We started with a terrific dish of Serrano (Spanish ham) croquettes and salt cod bolinohos ($8)—three of each fritter, served in a small deep rectangular bowl, with a richly flavored romesco sauce. The Serrano croquettes were perfect—ping pong ball sized crispy shells surrounding a creamy béchamel center, steaming hot and flecked with bits of meaty ham. The bolinohos were thick with dense amounts of salt cod, ramped up with herbs, lightly fried into soft chewy dumplings. Delish.

A Catalan salad ($11) contained an amazingly meaty selection of perfectly roasted chanterelles, oysters and hen of the woods plated with arugula, toasted hazelnuts and Serrano ham—a mixture of flavors that, like the right companion, bring out the best in each other. Soft malfatti ($7) fashioned from Swiss chard, ricotta salata and majarom cooked in a cast iron pan in the wood oven with a bit of brown butter were also lovely, though at first I thought they could use a pasta wrapper, as the texture was a tad mushy. But after they cooled down a bit, they firmed up, the outer layer sort of crisping, and the inside remaining warm and soft; the lower temperature also revealed a subtle nutmeg undertone that was a great spice note against the ricotta and chard. A refreshing bagna cauda ($7) was all about spring, assembled from al dente radishes, snow peas, and asparagus, tossed in a pleasantly pungent anchovy vinaigrette. The Tarte Flambe ($11) was also a winner, a chewy, but crispy pizza-dough, topped with sweet-tart crème fraiche, glorious caramelized onions, and nuggets of glossy bacon, served on a long-handled pizza board. The antipasti of braised and wood-oven roasted octopus was delicious as well, the tentacles chewy but tender, served in with a lemony chickpea and red onion salad, bringing the right jolt of acid to the plate.

While we didn’t get to the entrees, the right side of the menu offers tempting dishes that tables nearby seemed happy to lick clean in no time.
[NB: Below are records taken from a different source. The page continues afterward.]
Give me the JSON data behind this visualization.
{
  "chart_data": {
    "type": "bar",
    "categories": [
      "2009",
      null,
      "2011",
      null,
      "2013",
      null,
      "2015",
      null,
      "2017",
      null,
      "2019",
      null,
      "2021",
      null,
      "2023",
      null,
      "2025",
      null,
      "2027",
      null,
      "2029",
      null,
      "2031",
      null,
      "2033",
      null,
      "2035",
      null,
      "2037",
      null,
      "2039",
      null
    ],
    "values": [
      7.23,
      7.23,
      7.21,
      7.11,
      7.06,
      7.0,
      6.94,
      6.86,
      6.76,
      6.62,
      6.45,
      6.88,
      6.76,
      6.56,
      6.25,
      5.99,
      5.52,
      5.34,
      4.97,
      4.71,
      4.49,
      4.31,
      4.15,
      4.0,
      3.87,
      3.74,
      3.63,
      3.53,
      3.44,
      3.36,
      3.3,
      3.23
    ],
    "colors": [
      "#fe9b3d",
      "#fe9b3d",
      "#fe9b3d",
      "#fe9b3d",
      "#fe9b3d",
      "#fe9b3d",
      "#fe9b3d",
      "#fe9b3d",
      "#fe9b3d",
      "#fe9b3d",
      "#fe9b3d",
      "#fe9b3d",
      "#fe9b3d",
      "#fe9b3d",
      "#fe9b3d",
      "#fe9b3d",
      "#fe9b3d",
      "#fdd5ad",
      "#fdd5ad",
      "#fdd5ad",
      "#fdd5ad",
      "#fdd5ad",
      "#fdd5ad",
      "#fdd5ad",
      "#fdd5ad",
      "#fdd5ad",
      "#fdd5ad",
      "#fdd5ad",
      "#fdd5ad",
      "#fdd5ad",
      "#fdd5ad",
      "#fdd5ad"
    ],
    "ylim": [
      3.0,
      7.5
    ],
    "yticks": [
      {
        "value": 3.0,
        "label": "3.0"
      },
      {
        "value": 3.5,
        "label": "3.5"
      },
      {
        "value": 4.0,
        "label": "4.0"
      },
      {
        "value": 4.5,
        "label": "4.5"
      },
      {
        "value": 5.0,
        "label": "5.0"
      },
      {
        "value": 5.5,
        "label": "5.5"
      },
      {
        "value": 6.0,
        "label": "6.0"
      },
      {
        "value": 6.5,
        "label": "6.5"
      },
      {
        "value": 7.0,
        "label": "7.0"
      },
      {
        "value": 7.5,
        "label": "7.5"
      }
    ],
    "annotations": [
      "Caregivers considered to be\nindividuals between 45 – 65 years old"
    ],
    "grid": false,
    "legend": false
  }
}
A few dishes that grabbed my attention—Alsatian grilled rabbit with bacon and bread stuffing ($21), grilled sirloin with Yorkshire pudding ($24), and wood-roasted chicken with polenta and wild mushroom ragu ($18). I will be back, and hope to go in time to dine in the soon-to-open 35-seat glass-enclosed garden.

I liked August for many reasons. The food is reasonable and very tasty. It is not reinventing the wheel, but presenting the wheel well oiled. The staff is knowledgeable and friendly. The wine list offers great value from Spain, Italy and France. We particularly liked the Nero D’Avola and the Gigondas. The room is small and fills with a nice crowd that represents the ‘hood. There are couples, young and old; friends, lovers and those somewhere in between; effortless hipsters lounging side-by-side with those in need of the Queer Eye. The music is great—Jason remembers bands like The Pet Shop Boys, Tears for Fears, Duran Duran, and Toto. Yes, Toto! We were singing at our table and we were not alone. How fun.
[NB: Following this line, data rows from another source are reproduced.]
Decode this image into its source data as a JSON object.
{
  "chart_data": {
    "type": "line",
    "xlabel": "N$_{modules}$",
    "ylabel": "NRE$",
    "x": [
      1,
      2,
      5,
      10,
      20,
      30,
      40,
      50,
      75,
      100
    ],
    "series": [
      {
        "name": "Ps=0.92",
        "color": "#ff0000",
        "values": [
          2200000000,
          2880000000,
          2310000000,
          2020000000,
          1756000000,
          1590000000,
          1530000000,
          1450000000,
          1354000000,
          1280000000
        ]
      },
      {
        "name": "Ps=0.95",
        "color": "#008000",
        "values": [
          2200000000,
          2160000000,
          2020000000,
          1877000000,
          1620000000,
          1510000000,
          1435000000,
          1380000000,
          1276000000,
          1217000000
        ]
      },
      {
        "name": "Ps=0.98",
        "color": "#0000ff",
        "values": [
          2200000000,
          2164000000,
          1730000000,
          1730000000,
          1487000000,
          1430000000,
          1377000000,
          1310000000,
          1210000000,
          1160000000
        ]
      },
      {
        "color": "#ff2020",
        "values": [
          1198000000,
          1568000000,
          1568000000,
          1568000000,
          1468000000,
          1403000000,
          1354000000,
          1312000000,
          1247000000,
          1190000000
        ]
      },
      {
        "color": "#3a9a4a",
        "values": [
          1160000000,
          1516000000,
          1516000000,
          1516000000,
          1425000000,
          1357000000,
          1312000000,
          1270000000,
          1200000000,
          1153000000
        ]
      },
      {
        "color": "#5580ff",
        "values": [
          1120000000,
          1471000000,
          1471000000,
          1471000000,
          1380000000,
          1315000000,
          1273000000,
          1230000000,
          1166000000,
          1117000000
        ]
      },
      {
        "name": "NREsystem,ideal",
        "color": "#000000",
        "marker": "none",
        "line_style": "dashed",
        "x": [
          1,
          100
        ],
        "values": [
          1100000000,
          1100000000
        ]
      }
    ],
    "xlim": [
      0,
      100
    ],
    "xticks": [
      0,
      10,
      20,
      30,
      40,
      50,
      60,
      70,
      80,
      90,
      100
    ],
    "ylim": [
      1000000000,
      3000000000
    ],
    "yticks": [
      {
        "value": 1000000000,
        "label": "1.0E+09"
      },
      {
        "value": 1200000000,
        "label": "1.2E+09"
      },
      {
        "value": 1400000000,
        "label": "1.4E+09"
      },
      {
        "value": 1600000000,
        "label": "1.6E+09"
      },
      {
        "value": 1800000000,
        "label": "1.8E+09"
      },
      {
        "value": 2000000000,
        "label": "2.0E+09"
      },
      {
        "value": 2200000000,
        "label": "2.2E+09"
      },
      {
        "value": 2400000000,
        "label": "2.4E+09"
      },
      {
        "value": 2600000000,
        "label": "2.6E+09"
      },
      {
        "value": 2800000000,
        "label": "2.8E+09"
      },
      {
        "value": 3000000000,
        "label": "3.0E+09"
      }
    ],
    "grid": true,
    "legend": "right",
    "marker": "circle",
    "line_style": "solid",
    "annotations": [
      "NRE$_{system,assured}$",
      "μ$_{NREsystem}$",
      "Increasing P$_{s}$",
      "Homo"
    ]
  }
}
August is the sort of restaurant that you want to visit, even if just to pop in and say hello. And it seems to me that it is places like these—places you drop in for a glass of wine, places you come to celebrate moments in your life, places that beckon to you to S L O W down as you rush through your day, that promise respite and warmth—that, no matter how many new shops open, are really what transform faceless sidewalks into neighborhoods.

August is at 359 Bleecker Street (b/w Charles & West 10th), 212-929-4774.